Le problème de l’acheminement de la créatine

Il s’agit encore et toujours d’améliorer le cheminement et l’assimilation de la créatine par vos cellules musculaires en la liant à une autre molécule comme un ester éthylique, à un sucre ou aux métabolites (dérivés) d’un acide aminé.

Bien que très efficace sur le plan musculaire, la créatine se révèle justement difficile à assimiler puisqu’elle se dégrade rapidement en créatinine lorsque certaines formulations se font trop simples. En effet, et même s’il a fait ses preuves en termes d’efficacité, le monohydrate de créatine finit par avouer ses limites quant à l’amélioration de la performance.

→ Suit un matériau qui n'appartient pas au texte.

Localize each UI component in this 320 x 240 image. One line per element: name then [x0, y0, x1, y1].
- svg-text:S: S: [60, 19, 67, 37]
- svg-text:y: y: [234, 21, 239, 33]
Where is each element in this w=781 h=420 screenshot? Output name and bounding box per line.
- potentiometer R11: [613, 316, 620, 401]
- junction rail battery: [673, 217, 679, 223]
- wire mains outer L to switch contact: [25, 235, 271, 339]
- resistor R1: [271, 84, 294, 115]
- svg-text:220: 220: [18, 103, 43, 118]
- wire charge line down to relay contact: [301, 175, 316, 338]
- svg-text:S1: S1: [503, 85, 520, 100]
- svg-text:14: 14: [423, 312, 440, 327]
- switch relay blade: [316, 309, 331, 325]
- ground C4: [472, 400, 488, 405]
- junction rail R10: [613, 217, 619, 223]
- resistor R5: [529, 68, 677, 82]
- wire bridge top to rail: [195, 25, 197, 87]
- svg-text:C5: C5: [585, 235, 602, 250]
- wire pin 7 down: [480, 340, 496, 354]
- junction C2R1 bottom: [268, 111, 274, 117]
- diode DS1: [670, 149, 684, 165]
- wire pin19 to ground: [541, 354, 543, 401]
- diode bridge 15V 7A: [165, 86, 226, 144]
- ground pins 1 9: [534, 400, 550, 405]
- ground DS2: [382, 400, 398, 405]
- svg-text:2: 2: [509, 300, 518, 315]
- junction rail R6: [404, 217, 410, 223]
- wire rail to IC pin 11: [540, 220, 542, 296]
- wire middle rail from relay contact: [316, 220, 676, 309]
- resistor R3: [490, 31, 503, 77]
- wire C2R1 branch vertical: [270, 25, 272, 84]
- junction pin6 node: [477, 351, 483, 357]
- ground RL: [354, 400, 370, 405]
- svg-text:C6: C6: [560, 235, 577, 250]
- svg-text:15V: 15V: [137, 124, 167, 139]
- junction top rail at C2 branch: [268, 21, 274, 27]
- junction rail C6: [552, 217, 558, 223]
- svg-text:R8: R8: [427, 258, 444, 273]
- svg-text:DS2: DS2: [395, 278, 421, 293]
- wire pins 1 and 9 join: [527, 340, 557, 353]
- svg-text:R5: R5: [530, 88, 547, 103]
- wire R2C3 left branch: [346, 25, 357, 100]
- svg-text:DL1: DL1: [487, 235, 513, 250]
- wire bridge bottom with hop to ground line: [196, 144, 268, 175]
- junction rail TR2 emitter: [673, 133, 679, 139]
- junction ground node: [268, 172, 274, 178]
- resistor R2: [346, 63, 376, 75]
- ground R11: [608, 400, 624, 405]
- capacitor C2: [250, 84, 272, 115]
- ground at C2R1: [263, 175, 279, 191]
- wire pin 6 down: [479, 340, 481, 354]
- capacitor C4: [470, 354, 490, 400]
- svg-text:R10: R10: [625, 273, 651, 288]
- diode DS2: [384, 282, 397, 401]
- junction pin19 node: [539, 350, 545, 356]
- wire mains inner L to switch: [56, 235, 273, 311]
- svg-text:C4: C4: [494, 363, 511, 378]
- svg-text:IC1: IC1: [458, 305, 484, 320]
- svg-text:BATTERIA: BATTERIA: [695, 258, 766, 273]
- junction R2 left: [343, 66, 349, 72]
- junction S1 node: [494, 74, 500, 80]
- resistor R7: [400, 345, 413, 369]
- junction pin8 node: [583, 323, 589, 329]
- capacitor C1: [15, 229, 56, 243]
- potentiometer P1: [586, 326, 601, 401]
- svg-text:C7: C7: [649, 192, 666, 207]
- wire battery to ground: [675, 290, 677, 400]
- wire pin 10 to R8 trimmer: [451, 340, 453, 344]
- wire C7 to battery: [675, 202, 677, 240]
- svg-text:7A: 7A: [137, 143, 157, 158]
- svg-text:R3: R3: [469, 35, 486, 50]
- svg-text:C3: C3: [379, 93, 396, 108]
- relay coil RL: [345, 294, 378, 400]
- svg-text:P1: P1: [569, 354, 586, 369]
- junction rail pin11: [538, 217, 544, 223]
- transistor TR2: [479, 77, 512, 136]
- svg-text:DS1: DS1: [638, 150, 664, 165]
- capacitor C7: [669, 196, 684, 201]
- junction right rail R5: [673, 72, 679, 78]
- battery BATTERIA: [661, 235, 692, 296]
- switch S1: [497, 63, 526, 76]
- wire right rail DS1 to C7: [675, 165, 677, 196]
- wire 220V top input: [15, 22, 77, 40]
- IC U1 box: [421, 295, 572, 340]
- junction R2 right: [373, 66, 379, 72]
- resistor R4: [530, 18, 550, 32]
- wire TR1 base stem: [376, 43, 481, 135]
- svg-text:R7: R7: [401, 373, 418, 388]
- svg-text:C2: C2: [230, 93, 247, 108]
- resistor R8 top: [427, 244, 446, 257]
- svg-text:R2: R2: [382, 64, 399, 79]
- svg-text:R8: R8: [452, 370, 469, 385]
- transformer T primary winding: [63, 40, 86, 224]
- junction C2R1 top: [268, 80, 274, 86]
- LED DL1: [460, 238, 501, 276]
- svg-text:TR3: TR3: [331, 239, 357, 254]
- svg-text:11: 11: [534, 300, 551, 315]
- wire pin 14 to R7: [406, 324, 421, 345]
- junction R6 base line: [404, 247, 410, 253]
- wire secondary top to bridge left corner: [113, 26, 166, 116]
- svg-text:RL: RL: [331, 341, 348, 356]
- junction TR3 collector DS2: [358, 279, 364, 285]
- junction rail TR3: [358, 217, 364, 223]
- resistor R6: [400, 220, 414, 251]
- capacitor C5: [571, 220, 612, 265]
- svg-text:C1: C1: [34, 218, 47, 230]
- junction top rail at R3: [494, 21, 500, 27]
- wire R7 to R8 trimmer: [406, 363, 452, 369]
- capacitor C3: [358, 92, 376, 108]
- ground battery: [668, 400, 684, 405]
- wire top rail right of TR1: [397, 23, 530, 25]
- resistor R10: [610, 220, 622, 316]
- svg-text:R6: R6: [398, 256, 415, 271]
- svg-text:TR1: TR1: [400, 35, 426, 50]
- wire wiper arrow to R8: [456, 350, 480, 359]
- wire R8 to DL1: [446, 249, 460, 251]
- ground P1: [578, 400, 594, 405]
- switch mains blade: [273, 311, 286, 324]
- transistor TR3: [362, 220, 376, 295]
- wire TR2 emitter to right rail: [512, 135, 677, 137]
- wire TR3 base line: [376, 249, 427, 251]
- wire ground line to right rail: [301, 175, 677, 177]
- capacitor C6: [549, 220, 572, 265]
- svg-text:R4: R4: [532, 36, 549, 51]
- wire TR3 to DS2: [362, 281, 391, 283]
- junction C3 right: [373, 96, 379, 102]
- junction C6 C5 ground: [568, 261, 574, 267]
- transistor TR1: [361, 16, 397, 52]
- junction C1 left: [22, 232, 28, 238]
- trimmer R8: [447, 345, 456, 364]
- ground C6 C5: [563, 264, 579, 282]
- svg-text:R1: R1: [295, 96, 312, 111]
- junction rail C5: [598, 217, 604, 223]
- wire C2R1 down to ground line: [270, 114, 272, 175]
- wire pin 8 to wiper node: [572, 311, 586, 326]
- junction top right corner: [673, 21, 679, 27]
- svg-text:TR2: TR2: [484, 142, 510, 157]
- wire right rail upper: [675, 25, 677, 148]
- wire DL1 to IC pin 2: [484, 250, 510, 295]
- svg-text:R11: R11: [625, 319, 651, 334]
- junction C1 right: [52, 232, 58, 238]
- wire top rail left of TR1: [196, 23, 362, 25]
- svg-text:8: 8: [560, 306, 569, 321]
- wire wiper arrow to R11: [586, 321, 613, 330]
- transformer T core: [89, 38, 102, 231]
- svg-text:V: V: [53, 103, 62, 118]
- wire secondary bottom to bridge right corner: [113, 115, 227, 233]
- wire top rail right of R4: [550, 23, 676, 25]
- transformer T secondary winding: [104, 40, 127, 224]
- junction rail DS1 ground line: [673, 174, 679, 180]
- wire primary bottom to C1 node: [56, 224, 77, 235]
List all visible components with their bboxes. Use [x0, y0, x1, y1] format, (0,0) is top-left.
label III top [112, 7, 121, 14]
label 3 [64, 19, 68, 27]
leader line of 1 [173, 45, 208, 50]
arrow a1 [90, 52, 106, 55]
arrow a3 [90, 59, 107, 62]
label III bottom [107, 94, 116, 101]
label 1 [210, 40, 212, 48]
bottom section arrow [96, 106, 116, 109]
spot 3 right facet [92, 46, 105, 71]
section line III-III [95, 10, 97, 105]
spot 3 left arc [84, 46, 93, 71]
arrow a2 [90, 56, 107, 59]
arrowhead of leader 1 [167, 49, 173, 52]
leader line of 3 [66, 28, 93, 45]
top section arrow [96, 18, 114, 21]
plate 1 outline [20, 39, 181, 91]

Certains diront peut-être qu’il ne faut pas chercher plus loin, ces athlètes assimilent sans doute plus facilement leurs suppléments que les autres mais ce n’est pas le cas pour tous et c’est précisément pour cette raison que l’on a vu apparaître d’autre formes de créatine dont l’effervescente par exemple.

Chacun des problèmes d’acheminement et de métabolisation de la créatine dépend finalement de la sensibilité de chaque individu, cela explique pourquoi certains culturistes réagissent mieux à une marque qu’à une autre.

De nombreuses solutions pour mieux assimiler la créatine

Pour conclure

A l’heure actuelle, on s’achemine de plus en plus vers une association de l’arginine, de la beta alanine, de la taurine et du vanadium ou de l’acide alpha lipoïque afin de combiner les bienfaits de l’oxyde nitrique et de la créatine, pour jouer à tous les niveaux de la digestion des nutriments : circulation sanguine améliorée, passage stomacal et intestinal optimisés, assimilation au niveau de la paroi des cellules et métabolisation intra cellulaire facilitée pour ne vous donner que quelques exemples.

La complexité de ces compléments alimentaires est telle que vous pouvez d’ors et déjà profiter de formulations à prendre avant l’entraînement ou après ce dernier pour accroître votre récupération musculaire dans des proportions encore jamais atteintes auparavant. Il ne vous reste plus désormais qu’à profiter de ces tous nouveaux outils que la science met aujourd’hui à votre disposition.